Step1. RF - Cell classifier for single genes
cd code
Rscript step-1a__random_forest.R ../data/input-1__scrna_class.txt
# 'input-1__scrna_class.txt': Cell-by-Gene-Matrix-with-Class
python step-1b__random_forest.py
Step2. Expression logic evaluator for ECF
python step-2__gate_coverage_calc.py \
../data/input-2a__scrna_annotation.txt \
../data/input-2b__scrna_gc-matrix.txt
# 'input-2a__scrna_annotation.txt' : Cell-Type-Annotation
# 'input-2b__scrna_gc-matrix.txt' : Gene-by-Cell-sparse-Matrix
Step3. CNN - Cell classifier for gene combinations
python step-3a__cnn_gradcam.py \
../data/input-2a__scrna_annotation.txt \
../data/input-2b__scrna_gc-matrix.txt
# 'input-2a__scrna_annotation.txt' : Cell-Type-Annotation
# 'input-2b__scrna_gc-matrix.txt' : Gene-by-Cell-sparse-Matrix
python step-3b__cnn_gradcam.py
python step-3c__cnn_gradcam.py
Pre-process
The directory named 'preprocess' contains the codes for pre-processing.

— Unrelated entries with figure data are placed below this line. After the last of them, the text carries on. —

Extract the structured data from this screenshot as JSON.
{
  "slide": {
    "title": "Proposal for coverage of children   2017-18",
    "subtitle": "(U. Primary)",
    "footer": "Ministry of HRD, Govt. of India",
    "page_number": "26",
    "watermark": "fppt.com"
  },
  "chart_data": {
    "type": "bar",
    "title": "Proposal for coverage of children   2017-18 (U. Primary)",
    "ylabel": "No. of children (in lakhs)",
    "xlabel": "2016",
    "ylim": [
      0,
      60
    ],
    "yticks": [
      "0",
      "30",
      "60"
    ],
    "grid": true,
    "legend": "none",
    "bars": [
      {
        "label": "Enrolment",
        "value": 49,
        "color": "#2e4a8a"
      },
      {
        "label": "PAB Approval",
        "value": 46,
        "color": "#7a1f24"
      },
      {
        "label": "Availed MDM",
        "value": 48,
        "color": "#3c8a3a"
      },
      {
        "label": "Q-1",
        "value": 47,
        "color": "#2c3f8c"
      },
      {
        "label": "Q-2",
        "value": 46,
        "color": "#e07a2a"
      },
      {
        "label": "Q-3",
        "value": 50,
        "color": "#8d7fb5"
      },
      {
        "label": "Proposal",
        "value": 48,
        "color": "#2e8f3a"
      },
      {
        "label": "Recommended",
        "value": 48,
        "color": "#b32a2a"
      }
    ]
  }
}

- Initial filtering, normalization, and dimensional reduction by Seurat
- Reference-based cell-type annotation by SingleR
- Aneuploid cell prediction by CopyKat
- Volume-dependent sub-sampling by Geosketch
- Batch correction by BBKNN
- Geosketch and BBKNN codes are based on the module named 'scjp' that Dr.Park made manually.